Legendäre Sopranistin Ileana Cotruba? gestorben

20.08.2026 • 16:40 Uhr
Legendäre Sopranistin Ileana Cotruba? gestorben

Ileana Cotrubaș ist tot – und damit eine der legendären Sopranistinnen der Wiener Staatsoper. Die gebürtige Rumänin, Ehrenmitglied des Hauses am Ring, verstarb nun im Alter von 87 Jahren. “Äußere, glatte Perfektion war nicht, was sie suchte, sondern künstlerische Wahrheit in Gesang und Spiel”, zollte “ihr” Haus am Donnerstag der verstorbenen Künstlerin den gebührenden Respekt.

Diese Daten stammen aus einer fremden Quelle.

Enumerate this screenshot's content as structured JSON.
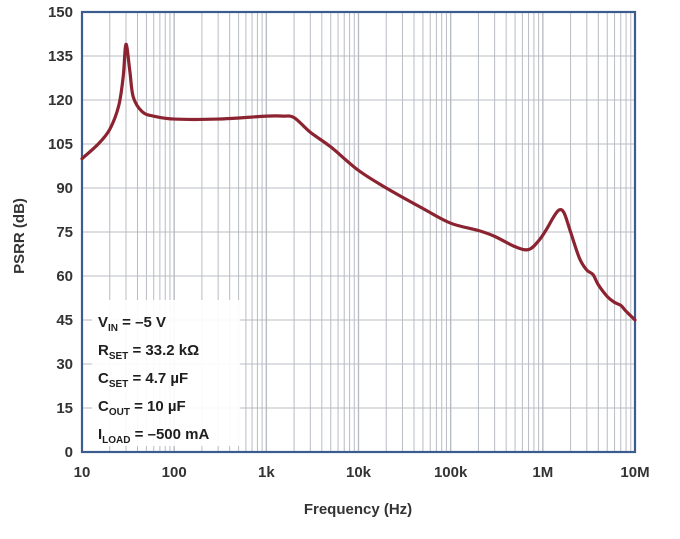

Geboren wurde die spätere Sängerin am 9. Juni 1939 im ostrumänischen Galați, wobei die Familie 1945 in die Hauptstadt übersiedelte. Cotrubaș studierte später an der dortigen Musikakademie von Bukarest, wo sie 1964 an der dortigen Nationaloper auch ihr persönliches Bühnendebüt feierte. Ihr Sieg beim Gesangswettbewerb in ‘s-Hertogenbosch in den Niederlanden öffnete ihr 1965 die Tür in den Westen. So feierte Cotrubaș alsbald in Brüssel und Amsterdam Erfolge und studierte ab 1967 in ihrer neuen Wahlheimat Wien. 1968 war sie dann erstmals bei den Salzburger Festspielen zu hören und erhielt im selben Jahr ihr erstes festes Engagement in Frankfurt.

Debüt an der Staatsoper 1969

Ihr persönliches Debüt an der Wiener Staatsoper folgte 1969 als Pamina in der “Zauberflöte” – der Auftakt zu einer langen, gemeinsamen Geschichte, in der die Rumänin bis 1990 zahlreiche bis heute legendäre Interpretationen zentraler Partien vorlegte – von der Violetta über die Mimì bis zur Zerlina. Am 26. November 1990 sagte sie dem Wiener Publikum mit einer letzten Mimí für immer Adieu.

Aber auch wenn Wien ihre künstlerische wie ihre tatsächliche Heimat wurde, war Ileana Cotrubaș in ihrer Karriere an allen zentralen Opernhäusern zu erleben – von Paris über Mailand bis New York. Seit 1981 trug die Künstlerin den Titel der Österreichischen Kammersängerin und konnte sich 1991 über die Ehrenmitgliedschaft der Wiener Staatsoper freuen. Ihr Haus hat aus diesem Grunde zu Ehren der Verstorbenen die schwarze Flagge gehisst.